The hiNPCs were first treated with EI-tPa prior to the transplantation to the site of injury. At first the results we obtained were disappointing, because we did not observe any improvement of the neuropathic pain. However, we did not observe a worsening of neuropathic pain either and the pain related genes were altered in the dorsal root ganglion (DRG) after 4 months, possibly indicating an improvement in sensory function in long term, which is important for safety and future translation to the clinic.
This is when things got interesting. The rats subjected to a thoracic spinal cord injury showed recovery of some motor functions, such as improved locomotor activity! When we examined closely the faith of the transplanted cells, we saw that the hiNPCs did not become astrocytes or formed a glial scar, which usually impacts the cell transplantation negatively as it may inhibit neuronal differentiation and therefore halt functional recovery. Rather, the hiNPCs differentiated into neurons and some even to motor neurons, characterized by expression of choline acetyl-transferase (ChAT) and motor neuron and pancreas homeobox 1 (HBP/MNX1). Performing a more thorough cell faith study to understand the broad range of cell types hiNPCs treated with EI-tPa could give rise to, perhaps using single-cell RNA sequencing, will be conducted in the future, especially when going from bench to bedside.
This was an unexpected turn of events. EI-tPa treatment improved the survival and rate of differentiation of hiNPCs. In addition, we observed a significant increase in the number of axons extending caudal to the injury site in the El-tPa-treated group accompanied by an increased locomotor capacity.

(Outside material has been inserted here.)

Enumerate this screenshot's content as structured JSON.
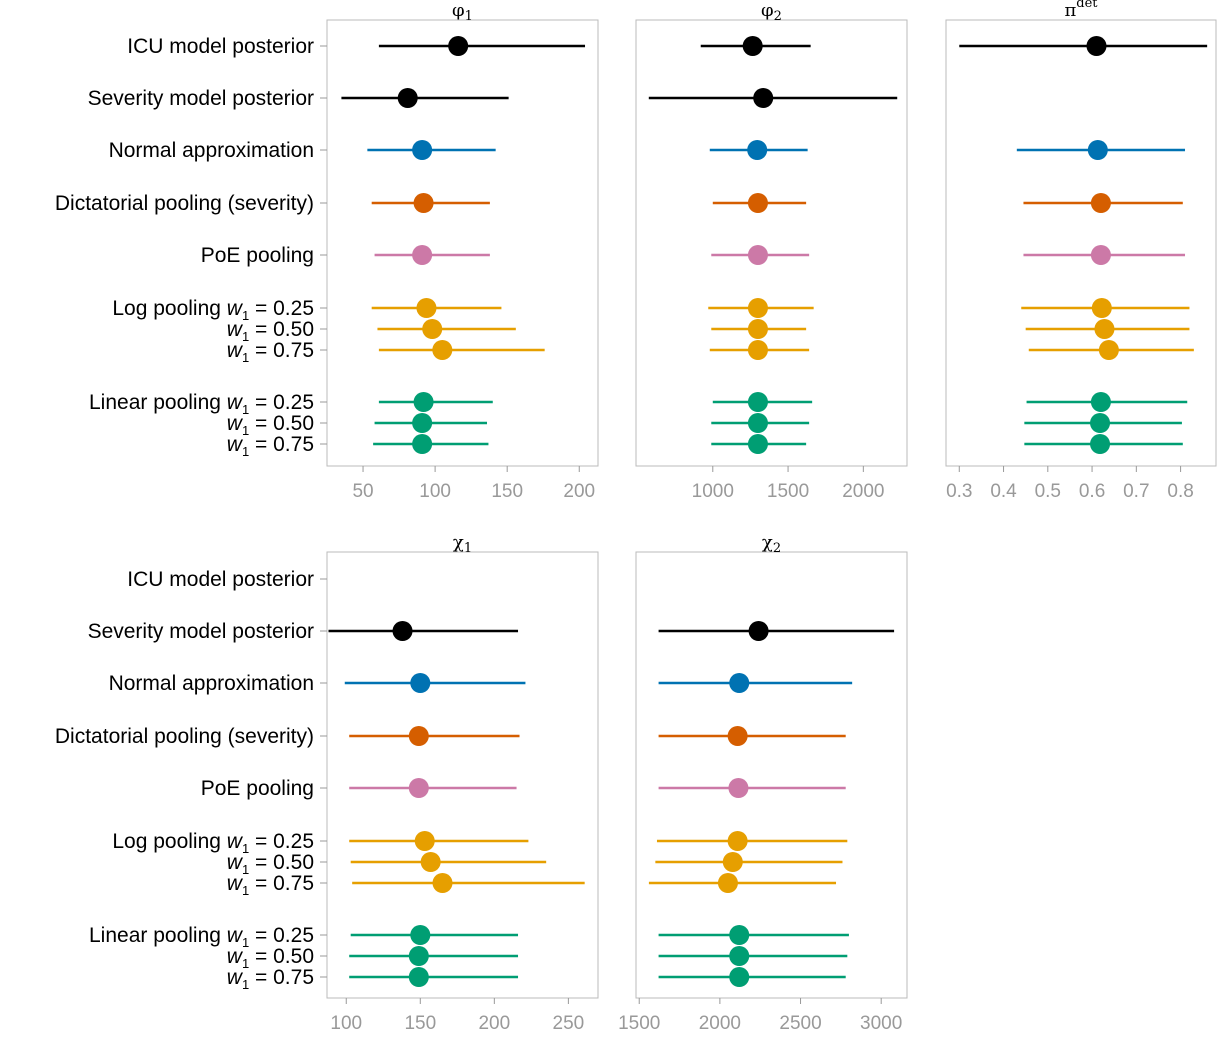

Our studies showed that the right environment is key for the stem cell transplantations to work. Although stem cell technologies provide an unprecedented potential in treating and curing previously incurable conditions, if they are not supported with the right environment and factors, they might not be able to operate under optimal conditions or could lead to worsening of the conditions.
Future studies should focus on understanding the mechanisms by which EI-tPa enabled the differentiation of NPCs and survival in the site of injury. This would greatly improve stem cell therapy, especially in neurological disorders where accessing the tissue is very challenging. Efforts should also focus on developing new or improving existing scaffolds, similar to EI-tPa, that could complement future stem cell therapy for neurodegenerative disorders.
Our study is a great example of the use of El-tPa as a scaffold, which improved not only the stem cell transplantation but also improved survival, rate of differentiation of human NPCs into functional neurons, which resulted in improved motor recovery of the rats after SCI and did not worsened pain. It also changed the expression of pain related genes at 4 months, possibly indicating a potential sensory function recovery in the long term. Stem cell therapy in combination with scaffolding molecules has a great potential of yielding to efficient treatments, which patients with a wide range of neurological disorders could benefit from.